Behind Katherine at the May 2023 event was her mother, Sandra Longuevan, who also just earned her economics degree. They were followed by Joseph Longuevan, Katherine’s brother and Sandra’s son, who obtained his economics degree in spring 2020 during the early stages of the COVID-19 pandemic when all in-person gatherings were canceled, including his own commencement ceremony.
“We did all of it together,” said Katherine. “We went to classes together. We did our homework together. We got angry and went through all the same stressors together. So to be able to walk with my mom, as well as my brother who had already finished his journey and was able to come back, was just surreal and a beautiful experience to be able to share with everybody.”
Not only was Joseph the first to receive his economics degree, but he was also the first to fall in love with the field. Originally intending to study political science, his interest was piqued during a high school economics class. That interest grew to a proper passion after he came to UAA and began working with the economics faculty in the College of Business and Public Policy.
“At the end of the day, econ made me realize I love evaluating policies on quantitative merits compared to the way political scientists make arguments,” said Joseph. “The way economists think about problems — the structural approach and scientific rigor — really appealed to me because I like being very diligent about how I go about answering questions.”
Before leaving Alaska to pursue his economics graduate degree, Joseph talked up the idea of not only enrolling at UAA to Katherine and Sandra, but likewise majoring in economics. Utilizing UAA’s 49th Finishers Scholarship — a fund built to assist those returning to college after taking some time off — they did exactly that.

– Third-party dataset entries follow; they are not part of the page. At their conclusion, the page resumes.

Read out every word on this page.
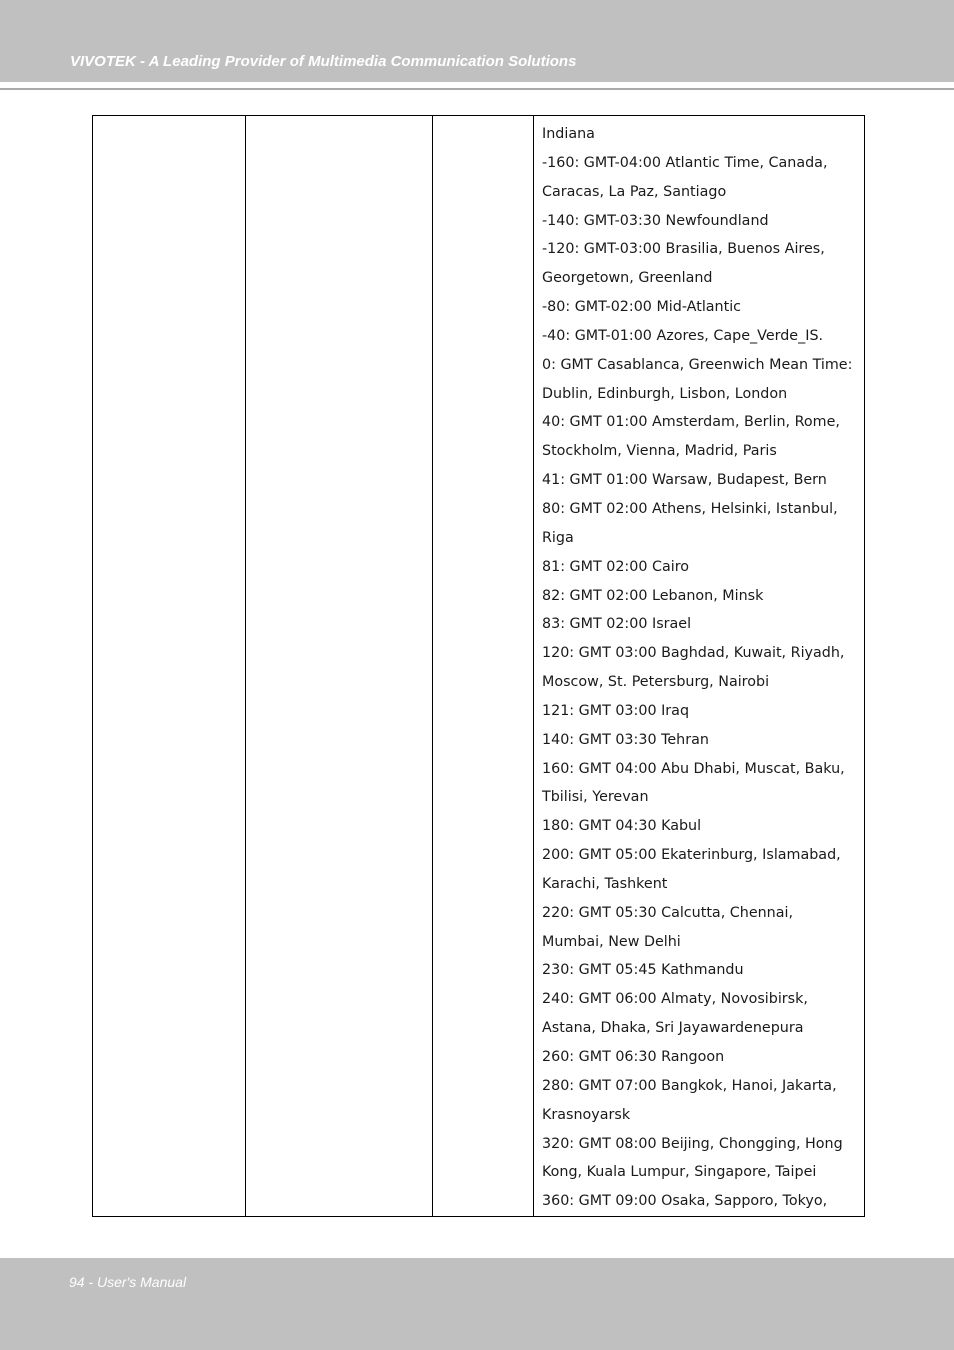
VIVOTEK - A Leading Provider of Multimedia Communication Solutions

Indiana
-160: GMT-04:00 Atlantic Time, Canada,
Caracas, La Paz, Santiago
-140: GMT-03:30 Newfoundland
-120: GMT-03:00 Brasilia, Buenos Aires,
Georgetown, Greenland
-80: GMT-02:00 Mid-Atlantic
-40: GMT-01:00 Azores, Cape_Verde_IS.
0: GMT Casablanca, Greenwich Mean Time:
Dublin, Edinburgh, Lisbon, London
40: GMT 01:00 Amsterdam, Berlin, Rome,
Stockholm, Vienna, Madrid, Paris
41: GMT 01:00 Warsaw, Budapest, Bern
80: GMT 02:00 Athens, Helsinki, Istanbul,
Riga
81: GMT 02:00 Cairo
82: GMT 02:00 Lebanon, Minsk
83: GMT 02:00 Israel
120: GMT 03:00 Baghdad, Kuwait, Riyadh,
Moscow, St. Petersburg, Nairobi
121: GMT 03:00 Iraq
140: GMT 03:30 Tehran
160: GMT 04:00 Abu Dhabi, Muscat, Baku,
Tbilisi, Yerevan
180: GMT 04:30 Kabul
200: GMT 05:00 Ekaterinburg, Islamabad,
Karachi, Tashkent
220: GMT 05:30 Calcutta, Chennai,
Mumbai, New Delhi
230: GMT 05:45 Kathmandu
240: GMT 06:00 Almaty, Novosibirsk,
Astana, Dhaka, Sri Jayawardenepura
260: GMT 06:30 Rangoon
280: GMT 07:00 Bangkok, Hanoi, Jakarta,
Krasnoyarsk
320: GMT 08:00 Beijing, Chongging, Hong
Kong, Kuala Lumpur, Singapore, Taipei
360: GMT 09:00 Osaka, Sapporo, Tokyo,
94 - User's Manual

For Sandra, who was one class shy of earning her marketing degree in California before purchasing a thriving fly-fishing business and starting a family, the return to higher education after such a long time away took some getting used to. Fortunately, the same faculty who instilled a passion for economics in her son were still around to do the same for her.

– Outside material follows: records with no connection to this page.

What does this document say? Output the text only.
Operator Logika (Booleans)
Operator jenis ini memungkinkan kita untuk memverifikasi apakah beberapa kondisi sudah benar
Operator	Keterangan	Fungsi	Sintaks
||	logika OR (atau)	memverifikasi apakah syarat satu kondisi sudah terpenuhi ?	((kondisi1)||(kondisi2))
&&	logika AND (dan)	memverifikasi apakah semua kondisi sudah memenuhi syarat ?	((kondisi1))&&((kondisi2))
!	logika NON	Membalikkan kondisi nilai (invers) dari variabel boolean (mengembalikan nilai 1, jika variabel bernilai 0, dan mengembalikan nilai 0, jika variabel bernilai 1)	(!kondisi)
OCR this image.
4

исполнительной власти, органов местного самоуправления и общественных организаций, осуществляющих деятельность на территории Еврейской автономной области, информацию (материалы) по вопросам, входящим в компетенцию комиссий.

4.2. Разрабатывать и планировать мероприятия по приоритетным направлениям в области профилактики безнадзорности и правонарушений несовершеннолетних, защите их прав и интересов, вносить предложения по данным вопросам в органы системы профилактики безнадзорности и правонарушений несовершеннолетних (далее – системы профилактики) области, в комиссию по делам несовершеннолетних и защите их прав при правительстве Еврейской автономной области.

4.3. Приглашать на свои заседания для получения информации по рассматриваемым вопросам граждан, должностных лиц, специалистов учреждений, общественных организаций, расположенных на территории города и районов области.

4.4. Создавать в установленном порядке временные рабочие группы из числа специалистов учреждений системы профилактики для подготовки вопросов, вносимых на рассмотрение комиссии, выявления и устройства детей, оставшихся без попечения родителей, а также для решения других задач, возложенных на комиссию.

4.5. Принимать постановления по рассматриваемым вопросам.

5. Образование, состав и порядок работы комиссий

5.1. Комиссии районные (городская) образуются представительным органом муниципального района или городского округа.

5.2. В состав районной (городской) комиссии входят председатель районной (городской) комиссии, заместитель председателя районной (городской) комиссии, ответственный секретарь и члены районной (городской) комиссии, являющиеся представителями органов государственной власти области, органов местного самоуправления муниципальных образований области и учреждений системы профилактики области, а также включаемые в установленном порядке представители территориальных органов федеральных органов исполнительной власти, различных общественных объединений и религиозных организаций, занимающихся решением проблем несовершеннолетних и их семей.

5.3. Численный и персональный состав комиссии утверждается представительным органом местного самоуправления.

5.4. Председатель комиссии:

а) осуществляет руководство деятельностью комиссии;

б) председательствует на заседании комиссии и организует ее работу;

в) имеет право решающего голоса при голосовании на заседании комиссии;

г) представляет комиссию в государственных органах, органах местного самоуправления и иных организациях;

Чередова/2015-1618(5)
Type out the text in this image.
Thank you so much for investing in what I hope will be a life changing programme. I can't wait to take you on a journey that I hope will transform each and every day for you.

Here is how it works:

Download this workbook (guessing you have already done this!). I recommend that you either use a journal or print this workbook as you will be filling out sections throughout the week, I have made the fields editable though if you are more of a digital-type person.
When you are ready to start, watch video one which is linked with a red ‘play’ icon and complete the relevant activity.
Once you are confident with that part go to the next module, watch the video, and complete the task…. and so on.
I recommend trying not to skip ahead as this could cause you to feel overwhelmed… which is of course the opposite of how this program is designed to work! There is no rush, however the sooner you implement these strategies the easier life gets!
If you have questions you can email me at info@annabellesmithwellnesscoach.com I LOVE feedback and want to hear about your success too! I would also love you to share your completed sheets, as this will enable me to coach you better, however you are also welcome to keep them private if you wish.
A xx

“Overall, the support of the program and the professors have been awesome,” said Sandra. “I learned so much and I don’t want to stop. Having been to several universities, I never had that involvement before and it allowed me to stand side by side with my kids as we accomplished something separately, but together. It’s definitely one of my most memorable moments.”
Similar to her mother, Katherine also majored in marketing at first. And similar to her brother, her eventual pursuit of economics seemed inevitable given an introduction to the field earlier in her educational career. In Katherine’s case, a previous advisor pointed out her natural talent in the subject and opened her eyes to economics’ ability to study human behavior in a more scientific way compared to marketing.
With their matching degrees, the trio have dived right into continuing their education. Joseph is currently working on his economics doctorate at the University of Wyoming and hopes to pursue postdoctoral work back in Alaska at UAA. Additionally, he is co-publishing a paper with Sandra about how retiring energy generators impacts air quality in states that export their energy generation. Katherine just began an internship at UAA’s Institute of Social and Economic Research.